En fait il y a eu dans les années 50 et 60 une course à la superproduction pour proposer toujours plus de spectacle. En même temps, que la durée s´allongeait, les producteurs cherchaient à augmenter le spectacle avec des images toujours plus grandes : le cinerama, le cinemascope, le superscope… Mais l'arrivée de la télévision et quelques échecs qui ont mis en évidence les limites de ce système ont poussé les Majors à revoir leur dispositif pour des films économiquement moins risqués. Une partie de l'audience populaire s'est détournée des salles et le cinéma est revenu à des films plus contemporains, plus en prise avec la société. Mais l'arrivée d'un nouvel Hollywood et le triomphe des blockbusters ont ramené les studios à investir dans le grand spectacle. Le "toujours plus" et l'hypercinéma [3].ont conduit logiquement au retour des grandes sagas où l'on cherche la surenchère. Le spectateur de cinéma doit trouver mieux, plus grand, plus fort qu'à la télévision. Le marché, devenu mondial, permet d'amortir des budgets toujours plus importants.
La durée des films suit donc l'état du cinéma. Lorsque ça va bien, les films ont tendance à s'allonger.
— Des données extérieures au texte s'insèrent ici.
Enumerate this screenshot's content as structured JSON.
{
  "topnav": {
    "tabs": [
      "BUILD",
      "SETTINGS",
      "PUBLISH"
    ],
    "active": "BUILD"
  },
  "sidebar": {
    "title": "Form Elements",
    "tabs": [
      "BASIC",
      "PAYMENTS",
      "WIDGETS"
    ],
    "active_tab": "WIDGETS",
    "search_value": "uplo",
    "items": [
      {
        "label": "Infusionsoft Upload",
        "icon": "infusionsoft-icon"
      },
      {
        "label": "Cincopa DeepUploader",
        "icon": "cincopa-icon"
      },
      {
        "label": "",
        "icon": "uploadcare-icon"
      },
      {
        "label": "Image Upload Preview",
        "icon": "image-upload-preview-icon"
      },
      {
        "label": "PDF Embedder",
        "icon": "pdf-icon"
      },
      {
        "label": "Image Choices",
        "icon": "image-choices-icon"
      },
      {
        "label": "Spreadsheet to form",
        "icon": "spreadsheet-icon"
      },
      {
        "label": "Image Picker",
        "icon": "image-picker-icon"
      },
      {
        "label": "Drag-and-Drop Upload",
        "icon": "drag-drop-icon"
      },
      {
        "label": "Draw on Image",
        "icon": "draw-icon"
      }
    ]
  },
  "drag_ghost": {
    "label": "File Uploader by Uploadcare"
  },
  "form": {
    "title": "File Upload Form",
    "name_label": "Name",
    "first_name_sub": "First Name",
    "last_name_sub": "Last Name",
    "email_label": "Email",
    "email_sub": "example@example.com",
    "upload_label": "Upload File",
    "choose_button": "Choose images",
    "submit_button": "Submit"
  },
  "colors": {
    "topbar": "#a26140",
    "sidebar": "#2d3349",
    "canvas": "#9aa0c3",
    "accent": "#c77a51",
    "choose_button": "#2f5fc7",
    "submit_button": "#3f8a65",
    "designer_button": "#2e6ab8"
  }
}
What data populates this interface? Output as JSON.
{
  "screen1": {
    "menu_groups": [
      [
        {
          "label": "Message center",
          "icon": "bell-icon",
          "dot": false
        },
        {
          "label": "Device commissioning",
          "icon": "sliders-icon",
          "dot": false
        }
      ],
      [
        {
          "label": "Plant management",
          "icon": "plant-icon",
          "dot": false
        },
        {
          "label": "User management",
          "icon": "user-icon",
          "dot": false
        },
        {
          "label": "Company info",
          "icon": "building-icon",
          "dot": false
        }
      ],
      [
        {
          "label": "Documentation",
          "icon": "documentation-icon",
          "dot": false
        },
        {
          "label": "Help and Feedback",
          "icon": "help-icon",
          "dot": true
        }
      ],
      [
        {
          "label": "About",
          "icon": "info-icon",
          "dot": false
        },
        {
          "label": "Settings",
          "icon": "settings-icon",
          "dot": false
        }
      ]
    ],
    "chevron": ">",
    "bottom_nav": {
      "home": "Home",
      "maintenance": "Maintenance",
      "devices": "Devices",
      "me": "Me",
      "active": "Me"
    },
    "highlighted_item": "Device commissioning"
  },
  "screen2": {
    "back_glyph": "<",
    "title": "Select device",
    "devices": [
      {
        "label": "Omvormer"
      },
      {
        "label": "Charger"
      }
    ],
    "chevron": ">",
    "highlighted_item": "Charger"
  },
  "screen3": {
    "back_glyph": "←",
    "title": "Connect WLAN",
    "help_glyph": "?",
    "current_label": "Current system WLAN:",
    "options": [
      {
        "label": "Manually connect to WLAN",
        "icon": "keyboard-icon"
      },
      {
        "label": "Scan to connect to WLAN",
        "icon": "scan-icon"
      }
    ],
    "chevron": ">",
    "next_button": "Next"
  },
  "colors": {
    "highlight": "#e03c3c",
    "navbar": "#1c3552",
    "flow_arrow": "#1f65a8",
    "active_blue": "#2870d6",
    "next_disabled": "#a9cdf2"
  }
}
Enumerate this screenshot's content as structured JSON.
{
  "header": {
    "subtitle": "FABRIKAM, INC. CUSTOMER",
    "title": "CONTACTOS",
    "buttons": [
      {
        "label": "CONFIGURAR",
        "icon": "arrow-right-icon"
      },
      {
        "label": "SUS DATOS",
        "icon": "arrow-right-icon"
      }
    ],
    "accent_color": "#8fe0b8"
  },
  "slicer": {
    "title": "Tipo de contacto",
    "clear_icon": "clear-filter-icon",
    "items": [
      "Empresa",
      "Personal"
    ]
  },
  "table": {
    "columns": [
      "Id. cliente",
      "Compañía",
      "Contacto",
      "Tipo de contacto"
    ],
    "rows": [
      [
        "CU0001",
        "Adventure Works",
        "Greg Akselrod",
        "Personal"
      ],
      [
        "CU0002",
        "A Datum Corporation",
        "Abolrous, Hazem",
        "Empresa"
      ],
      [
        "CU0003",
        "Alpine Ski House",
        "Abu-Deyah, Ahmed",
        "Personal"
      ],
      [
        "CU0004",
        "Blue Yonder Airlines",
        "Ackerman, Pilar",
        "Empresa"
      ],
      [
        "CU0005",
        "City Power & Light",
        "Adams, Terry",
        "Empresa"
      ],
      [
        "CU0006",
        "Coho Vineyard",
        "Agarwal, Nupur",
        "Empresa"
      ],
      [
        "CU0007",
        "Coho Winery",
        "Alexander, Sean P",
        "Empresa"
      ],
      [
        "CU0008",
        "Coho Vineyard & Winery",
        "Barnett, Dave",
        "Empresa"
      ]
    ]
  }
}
Le paradoxe est qu'alors que le cinéma fait de plus en plus long, le spectateur zappeur recherche des programmes plus courts : à la télévision, les séries de 90 minutes cèdent le pas aux programmes de 26 minutes, voire moins tandis que les programmes très courts (cinq minutes au plus) se multiplient pour internet.
Une façon pour le cinéma de cultiver sa différence... dans la durée.
[2] La faible durée des films des années 1910 est liée à l´histoire technique du cinéma. Les films étaient courts car le matériel ne permettait pas de projeter des films longs, puis justement dans les année 1910 cette difficulté a pu être contournée en même temps que la narration cinématographique progressait, notamment avec des cinéastes comme D.W. Griffith.
[3] Gilles Lipovetsky et Jean Serroy, L'Ecran global : culture-médias et cinéma à l'âge hypermoderne, Editions Le Seuil.